Thanks for your help!
Maybe you should be using a database, but check out the shelve module
If shelve isn't powerful enough for you, there is always the industrial strength ZODB
shelve, as #gnibbler recommends, is what I would no doubt be using, but watch out for two traps: a simple one (all keys must be strings) and a subtle one (as the values don't normally exist in memory, calling mutators on them may not work as you expect).
For the simple problem, it's normally easy to find a workaround (and you do get a clear exception if you forget and try e.g. using an int or whatever as the key, so it's not hard t remember that you do need a workaround either).
For the subtle problem, consider for example:
x = d['foo']
x.amutatingmethod()
...much later...
y = d['foo']
# is y "mutated" or not now?
the answer to the question in the last comment depends on whether d is a real dict (in which case y will be mutated, and in fact exactly the same object as x) or a shelf (in which case y will be a distinct object from x, and in exactly the state you last saved to d['foo']!).
To get your mutations to persist, you need to "save them to disk" by doing
d['foo'] = x
after calling any mutators you want on x (so in particular you cannot just do
d['foo'].mutator()
and expect the mutation to "stick", as you would if d were a dict).
shelve does have an option to cache all fetched items in memory, but of course that can fill up the memory again, and result in long delays when you finally close the shelf object (since all the cached items must be saved back to disk then, just in case they had been mutated). That option was something I originally pushed for (as a Python core committer), but I've since changed my mind and I now apologize for getting it in (ah well, at least it's not the default!-), since the cases it should be used in are rare, and it can often trap the unwary user... sorry.
BTW, in case you don't know what a mutator, or "mutating method", is, it's any method that alters the state of the object you call it on -- e.g. .append if the object is a list, .pop if the object is any kind of container, and so on. No need to worry if the object is immutable, of course (numbers, strings, tuples, frozensets, ...), since it doesn't have mutating methods in that case;-).
Pickling an entire hash over and over again is bound to run into the same memory pressures that you're facing now -- maybe even worse, with all the data marshaling back and forth.
Instead, using an on-disk database that acts like a hash is probably the best bet; see this page for a quick introduction to using dbm-style databases in your program: http://docs.python.org/library/dbm
They act enough like hashes that it should be a simple transition for you.
"""I have a dictionary of about 6000 instantiated classes, where each class has 1000 attributed variables all of type string or list of strings""" ... I presume that you mean: """I have a class with about 1000 attributes all of type str or list of str.

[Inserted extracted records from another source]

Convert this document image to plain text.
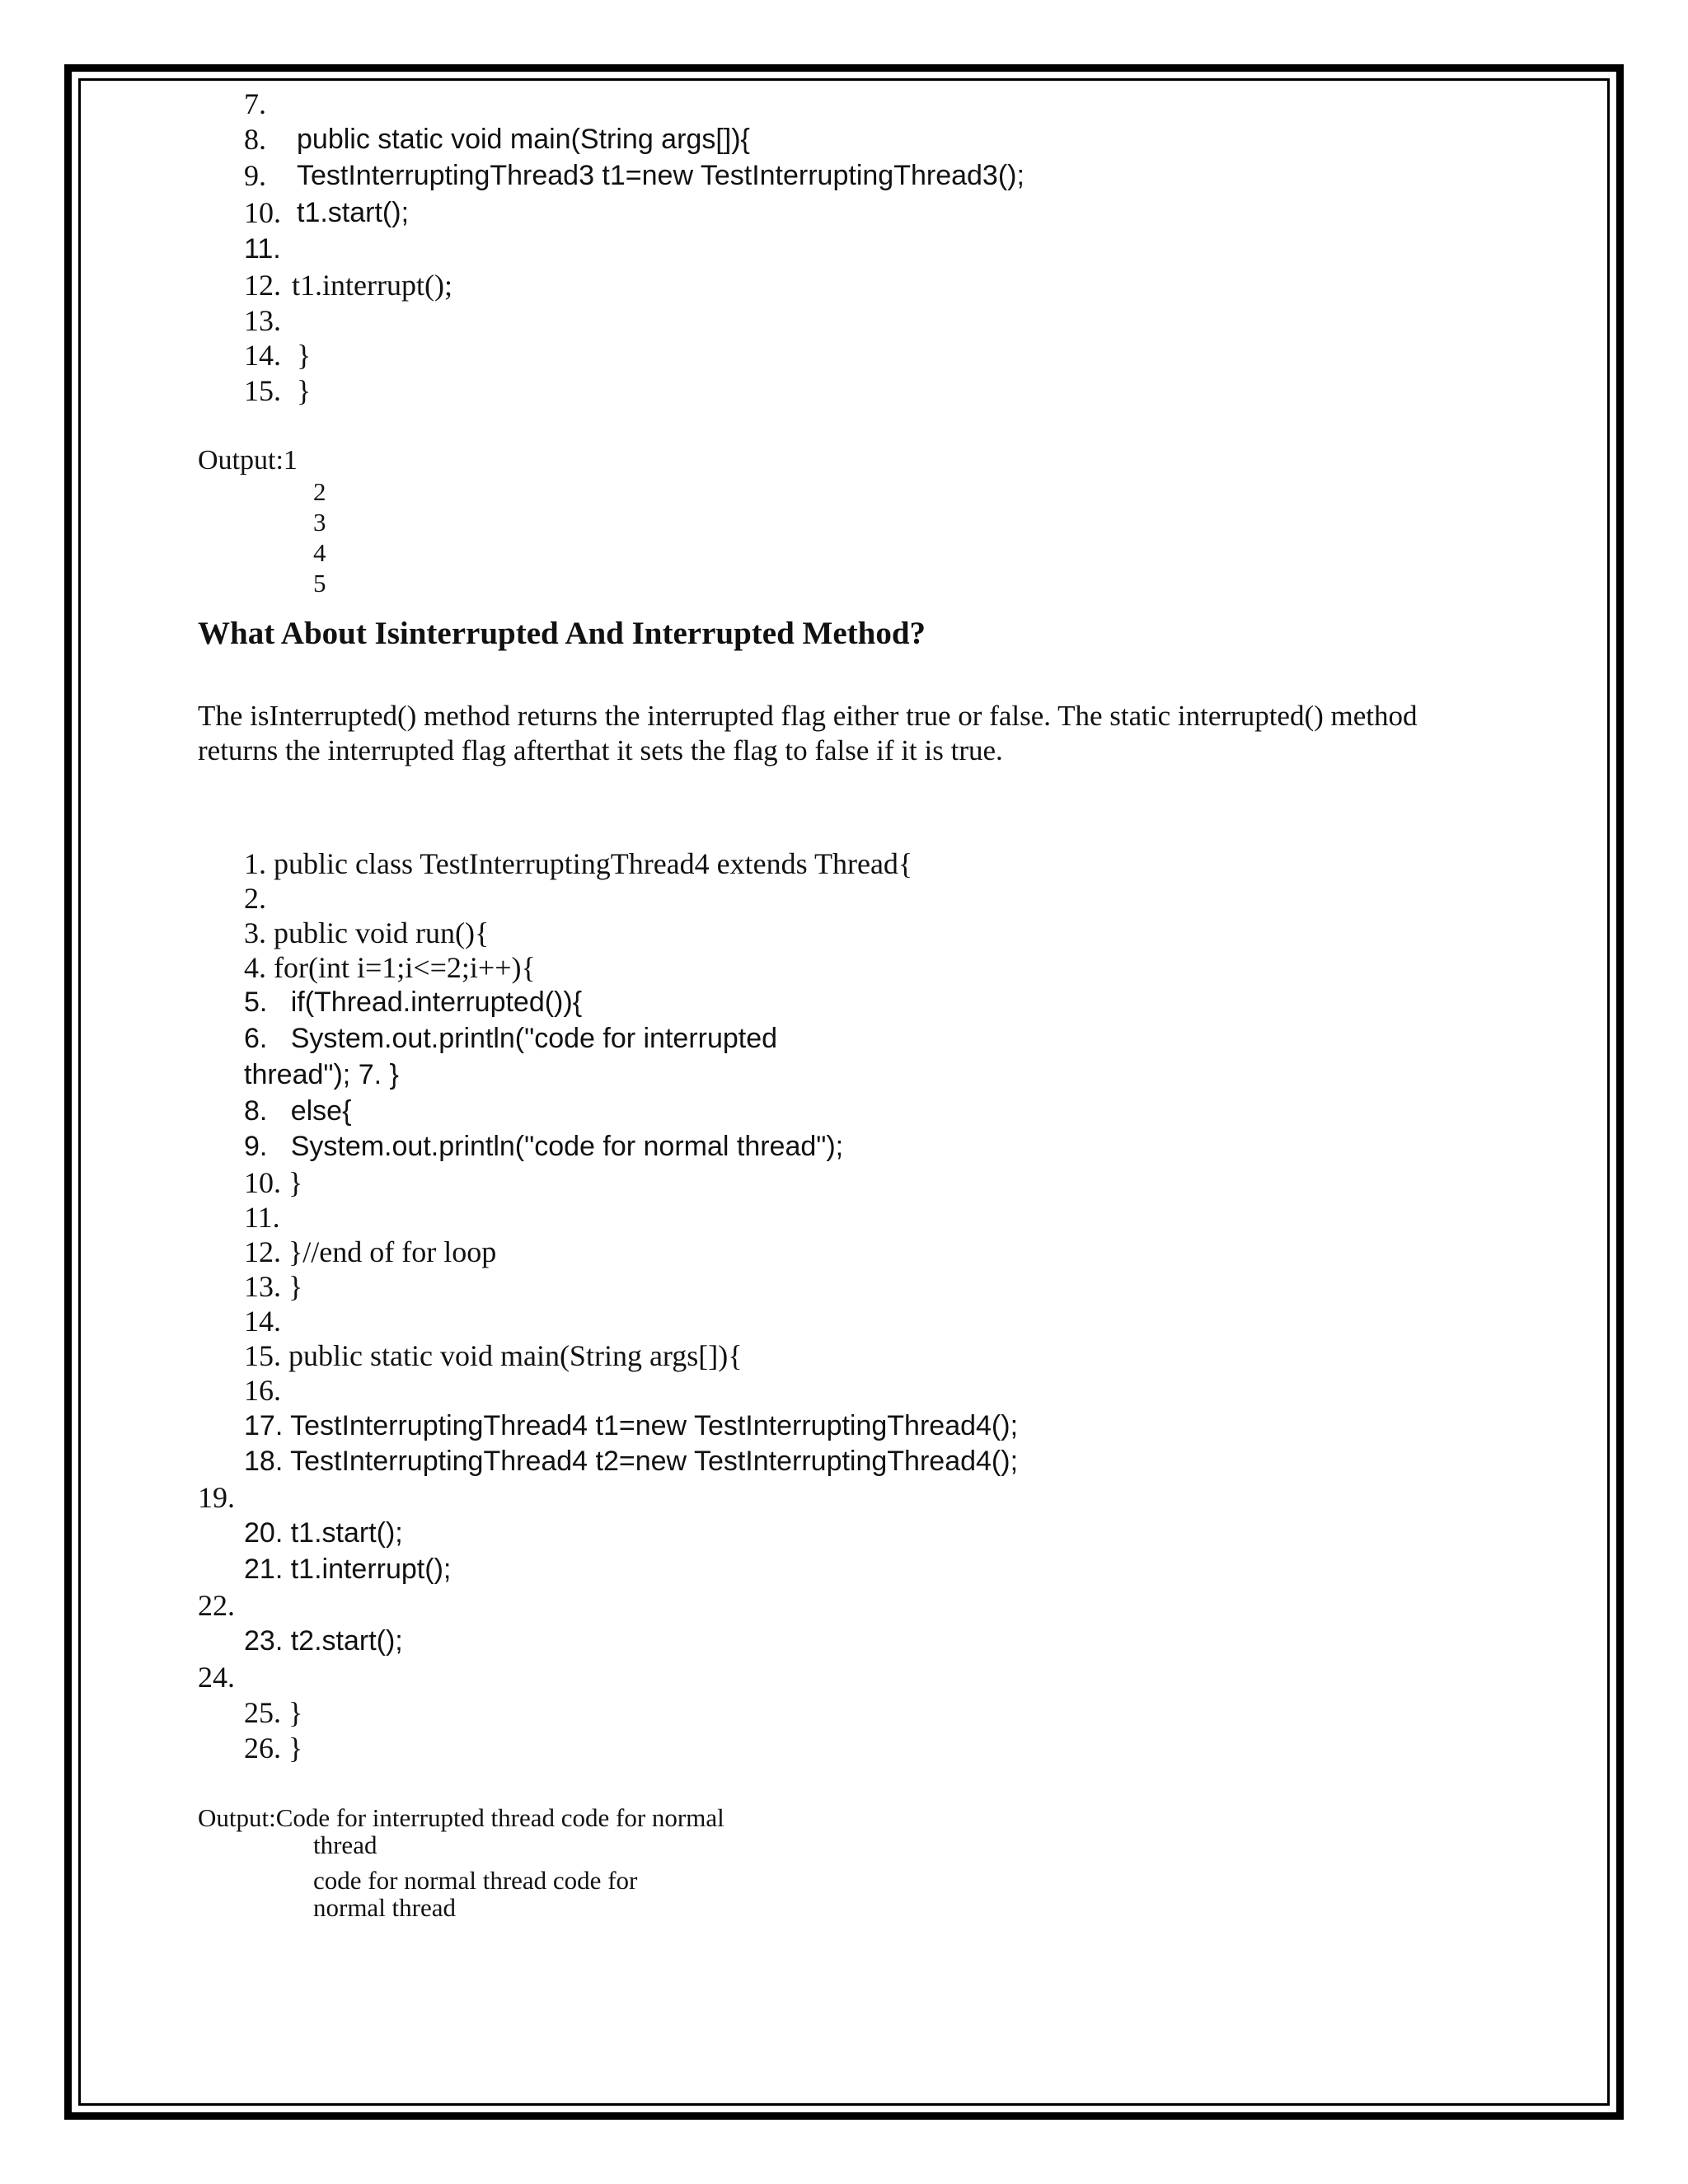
7.
8. public static void main(String args[]){
9. TestInterruptingThread3 t1=new TestInterruptingThread3();
10. t1.start();
11.
12. t1.interrupt();
13.
14. }
15. }
Output:1
2
3
4
5
What About Isinterrupted And Interrupted Method?

The isInterrupted() method returns the interrupted flag either true or false. The static interrupted() method

returns the interrupted flag afterthat it sets the flag to false if it is true.

1. public class TestInterruptingThread4 extends Thread{
2.
3. public void run(){
4. for(int i=1;i<=2;i++){
5.   if(Thread.interrupted()){
6.   System.out.println("code for interrupted
thread"); 7. }
8.   else{
9.   System.out.println("code for normal thread");
10. }
11.
12. }//end of for loop
13. }
14.
15. public static void main(String args[]){
16.
17. TestInterruptingThread4 t1=new TestInterruptingThread4();
18. TestInterruptingThread4 t2=new TestInterruptingThread4();
19.
20. t1.start();
21. t1.interrupt();
22.
23. t2.start();
24.
25. }
26. }
Output:Code for interrupted thread code for normal
thread
code for normal thread code for
normal thread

I have a dictionary mapping about 6000 keys of unspecified type to corresponding instances of that class.""" If that's not a reasonable translation, please correct it.
For a start, 1000 attributes in a class is mindboggling. You must be treating the vast majority generically using value = getattr(obj, attr_name) and setattr(obj, attr_name, value). Consider using a dict instead of an instance: value = obj[attr_name] and obj[attr_name] = value.
Secondly, what percentage of those 6 million attributes are ""? If sufficiently high, you might like to consider implementing a sparse dict which doesn't physically have entries for those attributes, using the __missing__ hook -- docs here.